München - Jamie Cullum im Münchner Circus Krone - eine Konzertkritik:

Der rockt das Haus vom Piano aus: Tasten-Tausendsassa Jamie Cullum erweist sich bei seinem fulminanten Auftritt im ausverkauften Circus Krone nicht nur als phänomenaler Pianist, Sänger und Songschreiber, sondern auch als ebenso begnadeter Entertainer, der das Publikum mühelos zu mehrstimmigen Chorgesängen und Beifallsstürmen animiert.

Furios fetzt der 1,60 Meter kleine Jazz-Hobbit mit Wuschelkopf, Kulleraugen und Glitzerturnschuhen über die Bühne, als wäre er ein Feuerwerkskörper, der den Flügel zur Explosion bringen will - wie auf dem Cover seiner jüngsten CD „The Pursuit“. Gemeinsam mit vier brillanten Multi-Instrumentalisten swingt und groovt der 30-jährige Brite, was das Zeug hält - und wirbelt dabei munter alle möglichen Stile durcheinander: In Blues- oder Latin-Jazz-Gefilden fühlt er sich ebenso zu Hause wie im TripHop oder Power-Pop.

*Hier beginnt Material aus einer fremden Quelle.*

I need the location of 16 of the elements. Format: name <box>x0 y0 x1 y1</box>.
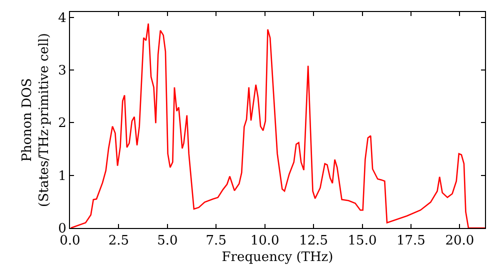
y-tick-label: 2 <box>58 116 66 132</box>
y-tick-label: 1 <box>58 168 66 184</box>
x-tick-label: 7.5 <box>206 234 226 249</box>
x-tick-label: 5.0 <box>157 234 178 249</box>
x-tick-label: 15.0 <box>348 234 377 249</box>
x-tick-label: 12.5 <box>299 234 328 249</box>
x-tick-label: 10.0 <box>250 234 280 249</box>
y-tick-label: 3 <box>58 64 66 78</box>
line-series <box>70 22 485 228</box>
x-tick-label: 17.5 <box>396 234 426 249</box>
x-axis-title: Frequency (THz) <box>222 250 334 266</box>
x-tick-label: 2.5 <box>108 234 130 249</box>
x-tick-label: 20.0 <box>445 234 474 249</box>
x-tick-label: 0.0 <box>60 234 80 249</box>
y-tick-label: 4 <box>58 10 66 26</box>
y-axis-title: Phonon DOS (States/THz·primitive cell) <box>20 32 52 208</box>
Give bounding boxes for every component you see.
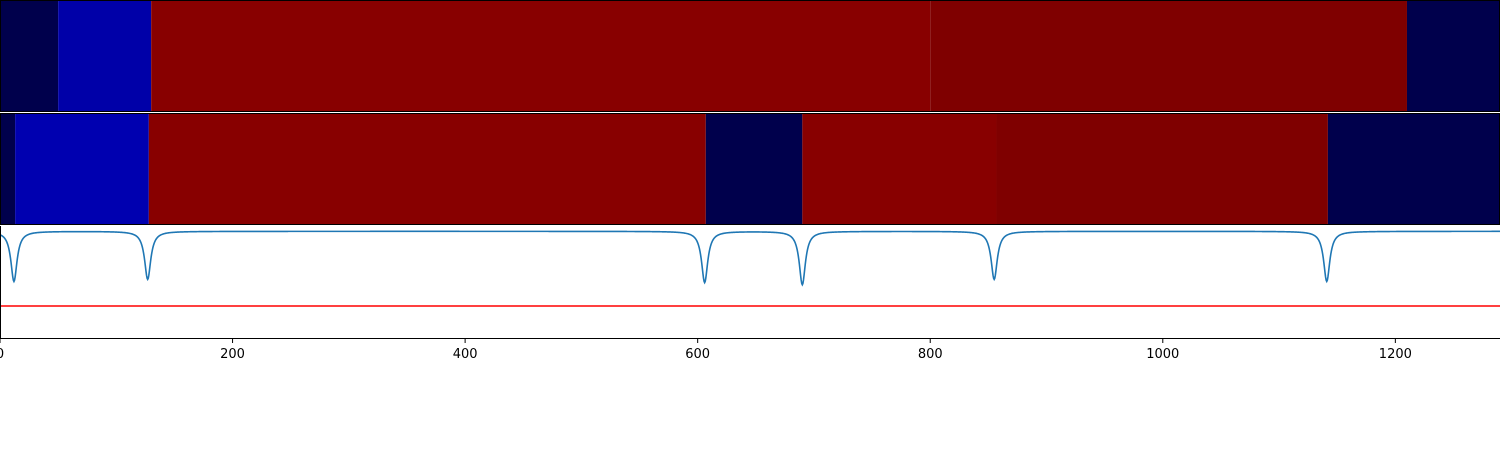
x-tick-label-600: 600: [685, 347, 710, 362]
heatmap-row-2: [0, 113, 1500, 225]
segment-1-2: [58, 0, 152, 112]
segment-2-1: [0, 113, 16, 225]
segment-2-5: [802, 113, 997, 225]
segment-1-5: [1406, 0, 1500, 112]
x-tick-label-1200: 1200: [1379, 347, 1412, 362]
x-axis: 0 200 400 600 800 1000 1200: [0, 338, 1412, 362]
heatmap-row-1: [0, 0, 1500, 112]
segment-2-7: [1327, 113, 1500, 225]
signal-line: [0, 230, 1500, 287]
segment-2-3: [148, 113, 706, 225]
segment-2-6: [996, 113, 1328, 225]
segment-2-2: [15, 113, 149, 225]
x-tick-label-0: 0: [0, 347, 4, 362]
x-tick-label-200: 200: [220, 347, 245, 362]
segment-2-4: [705, 113, 803, 225]
x-tick-label-800: 800: [918, 347, 943, 362]
x-tick-label-1000: 1000: [1146, 347, 1179, 362]
segment-1-3: [151, 0, 931, 112]
x-tick-label-400: 400: [453, 347, 478, 362]
segment-1-1: [0, 0, 59, 112]
segment-1-4: [930, 0, 1407, 112]
signal-panel: [0, 226, 1500, 339]
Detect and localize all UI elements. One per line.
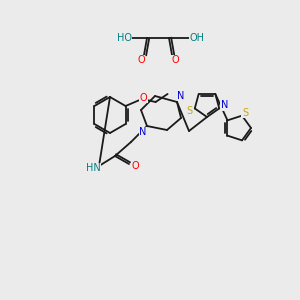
Text: S: S bbox=[242, 108, 248, 118]
Text: HN: HN bbox=[85, 163, 100, 173]
Text: O: O bbox=[140, 93, 147, 103]
Text: O: O bbox=[131, 161, 139, 171]
Text: HO: HO bbox=[116, 33, 131, 43]
Text: N: N bbox=[177, 91, 185, 101]
Text: O: O bbox=[171, 55, 179, 65]
Text: N: N bbox=[139, 127, 147, 137]
Text: OH: OH bbox=[190, 33, 205, 43]
Text: O: O bbox=[137, 55, 145, 65]
Text: N: N bbox=[220, 100, 228, 110]
Text: S: S bbox=[187, 106, 193, 116]
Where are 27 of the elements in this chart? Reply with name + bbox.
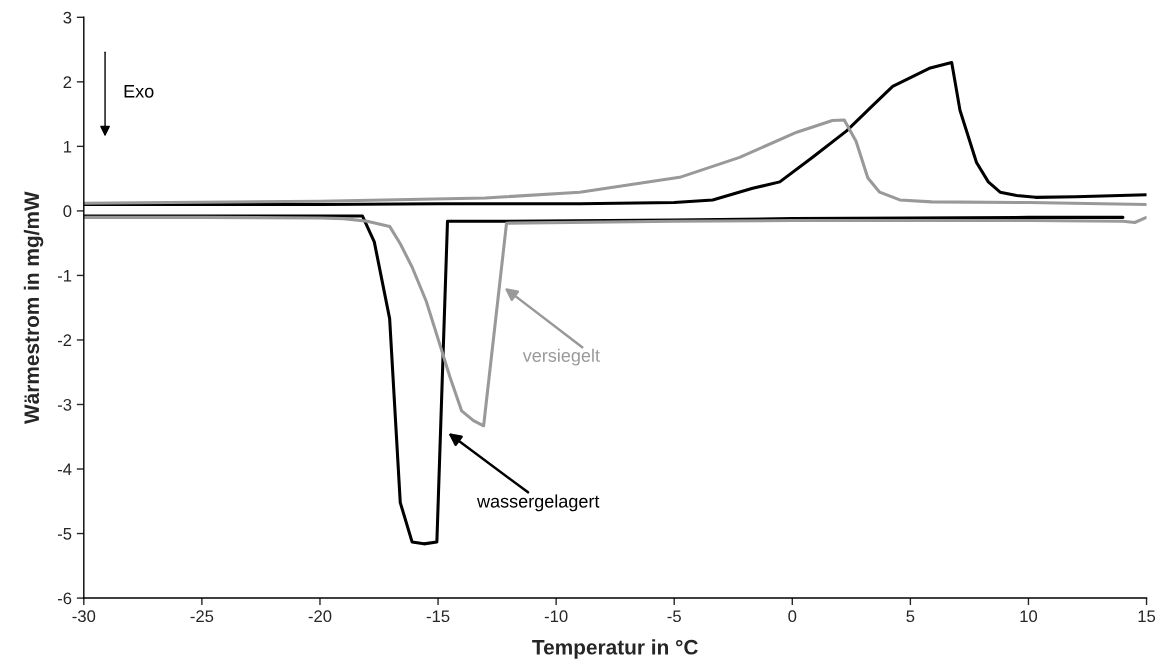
x-tick-label: -5 (667, 610, 681, 623)
y-tick-label: -3 (57, 398, 72, 411)
x-tick-label: -30 (72, 610, 96, 623)
x-tick-label: -15 (426, 610, 450, 623)
y-axis-title: Wärmestrom in mg/mW (23, 191, 44, 425)
x-tick-label: -20 (308, 610, 332, 623)
y-tick-label: 0 (63, 205, 72, 218)
annotation: versiegelt (522, 348, 600, 366)
annotation: wassergelagert (476, 494, 600, 512)
y-tick-label: -2 (57, 334, 72, 346)
y-tick-label: 1 (64, 140, 72, 153)
x-tick-label: 0 (788, 610, 797, 623)
x-tick-label: 10 (1020, 610, 1038, 623)
y-tick-label: -6 (57, 592, 72, 605)
line-series (83, 118, 1147, 206)
x-tick-label: -25 (190, 610, 214, 623)
annotation: Exo (124, 85, 154, 98)
x-tick-label: 15 (1138, 610, 1156, 623)
y-tick-label: -1 (57, 270, 72, 282)
x-axis-title: Temperatur in °C (532, 639, 698, 659)
x-tick-label: 5 (906, 610, 915, 623)
y-tick-label: 2 (63, 76, 72, 88)
y-tick-label: -5 (57, 528, 72, 540)
y-tick-label: -4 (57, 463, 72, 476)
line-series (83, 215, 1147, 428)
x-tick-label: -10 (544, 610, 568, 623)
y-tick-label: 3 (63, 11, 72, 24)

Mit souveränem, rauem, volltönendem Bariton singt er etwa über die Nöte eines Twens („Twentysomething“) oder über nicht eingehaltene Neujahrs-Vorsätze („Next Year, Baby“). Von hauchzart bis beinhart: Immer wieder wagt Cullum in seinen Songs krasse Kontraste, bei denen Elton John vermutlich einen Herzkasperl bekäme. Dazwischen führt er mit charmanten Ansagen (teilweise sogar auf Deutsch) durchs Programm - und fasziniert mit aufregenden Neuinterpretationen von Cole-Porter-, Jeff-Buckley- oder Jimi-Hendrix-Klassikern. Pharrell Williams’ „Frontin“ wird beispielsweise zu einem atemberaubend intimen Duett zwischen Stimme und Kontrabass. Und Rihannas Soulpop-Heuler „Don’t Stop the Music“ verwandelt Jamie Cullum in eine lässig-laszive Laid-Back-Nummer, bei der er seinen Mund als Beatbox und seinen Yamaha-Flügel als Perkussionsinstrument benutzt. Der Lohn: Standing Ovations für den quirligen Struwwel-Jamie.